In health law implementation news, The Associated Press examines the $33 million that Illinois spent to promote enrollment. And a new California poll finds a significant drop in uninsured students at the California State University campuses.
The Associated Press: Illinois Health Campaign Among Costliest
President Barack Obama's home state agreed to spend $33 million in federal money promoting his health care law, hiring a high-priced public relations firm for work that initially was mocked and spending far more per enrollee on television ads than any other large state. After getting a late start and facing intense pressure to avoid more embarrassment for the much-maligned law, Illinois officials last summer inked the most lavish contract in the history of FleishmanHillard's Chicago office.

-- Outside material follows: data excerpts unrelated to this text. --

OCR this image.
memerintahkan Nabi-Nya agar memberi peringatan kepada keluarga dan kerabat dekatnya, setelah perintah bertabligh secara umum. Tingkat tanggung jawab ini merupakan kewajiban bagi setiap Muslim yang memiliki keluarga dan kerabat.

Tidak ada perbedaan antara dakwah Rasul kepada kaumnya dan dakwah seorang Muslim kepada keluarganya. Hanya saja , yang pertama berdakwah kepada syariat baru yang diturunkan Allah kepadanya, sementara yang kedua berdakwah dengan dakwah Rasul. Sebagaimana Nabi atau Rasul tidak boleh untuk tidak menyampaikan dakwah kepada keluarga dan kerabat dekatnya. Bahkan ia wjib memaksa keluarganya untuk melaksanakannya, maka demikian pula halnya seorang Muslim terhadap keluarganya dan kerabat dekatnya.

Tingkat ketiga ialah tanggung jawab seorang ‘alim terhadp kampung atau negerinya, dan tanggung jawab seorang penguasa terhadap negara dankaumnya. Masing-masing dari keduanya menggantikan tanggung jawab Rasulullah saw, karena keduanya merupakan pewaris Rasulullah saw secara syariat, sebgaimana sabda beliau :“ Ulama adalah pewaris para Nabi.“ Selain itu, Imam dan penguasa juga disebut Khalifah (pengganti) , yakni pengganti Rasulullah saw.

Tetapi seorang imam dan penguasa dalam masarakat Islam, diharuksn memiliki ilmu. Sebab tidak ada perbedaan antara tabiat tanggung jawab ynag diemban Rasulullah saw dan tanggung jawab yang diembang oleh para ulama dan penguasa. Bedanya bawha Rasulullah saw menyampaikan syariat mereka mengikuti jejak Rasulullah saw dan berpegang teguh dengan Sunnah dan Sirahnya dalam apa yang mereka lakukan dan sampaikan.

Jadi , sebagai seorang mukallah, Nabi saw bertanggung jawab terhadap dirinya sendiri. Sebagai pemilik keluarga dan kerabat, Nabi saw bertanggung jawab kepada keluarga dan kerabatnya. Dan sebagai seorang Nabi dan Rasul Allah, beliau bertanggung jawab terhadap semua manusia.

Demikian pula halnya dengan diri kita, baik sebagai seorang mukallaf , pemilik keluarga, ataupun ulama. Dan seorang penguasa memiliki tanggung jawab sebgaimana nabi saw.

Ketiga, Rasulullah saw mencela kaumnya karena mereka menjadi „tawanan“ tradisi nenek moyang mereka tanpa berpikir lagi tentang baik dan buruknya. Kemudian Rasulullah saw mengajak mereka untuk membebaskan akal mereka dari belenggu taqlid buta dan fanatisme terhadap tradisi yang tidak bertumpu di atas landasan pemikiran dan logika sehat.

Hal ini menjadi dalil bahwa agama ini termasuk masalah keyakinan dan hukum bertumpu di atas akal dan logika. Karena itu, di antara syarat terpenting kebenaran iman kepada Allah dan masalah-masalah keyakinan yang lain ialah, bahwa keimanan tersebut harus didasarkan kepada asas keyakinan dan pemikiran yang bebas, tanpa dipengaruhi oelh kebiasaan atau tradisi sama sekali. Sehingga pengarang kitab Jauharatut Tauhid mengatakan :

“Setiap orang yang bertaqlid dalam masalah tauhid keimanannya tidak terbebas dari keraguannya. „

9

The goal was getting uninsured residents to sign up for coverage. More than 90 people, including executives from the firm and its subcontractors, billed at least $270 an hour for salary and overhead during the first four months (Johnson, 6/12).
Los Angeles Times: Share Of CSU Students Who Now Have Healthcare Exceeds Expectations
During the open enrollment period that ended in April, some officials worried that if not enough young, healthy people signed up for coverage, insurance companies would be left with too many sick and expensive customers, which would eventually cause carriers to raise premiums. According to a poll released Thursday, at the 15 largest CSU campuses, approximately 30% of students were uninsured before enrollment began, and 10% were uninsured after. The drop accounts for 60,000 students who became insured, and illustrates the late surge of young people who signed up for policies (Karlamangla, 6/12).
In Colorado -
Denver Post: Decision To Allow Noncompliant ACA Plans Came Despite No Law Change
Last fall, when President Barack Obama allowed states to extend policies that didn't comply with the Affordable Care Act, Colorado Division of Insurance Commissioner Marguerite Salazar didn't believe she had the authority under state law to make that change. Six months later, Salazar reversed that decision and allowed insurance companies a one-year extension through 2015. In March, Obama allowed states up to a two-year extension (Kane, 6/13).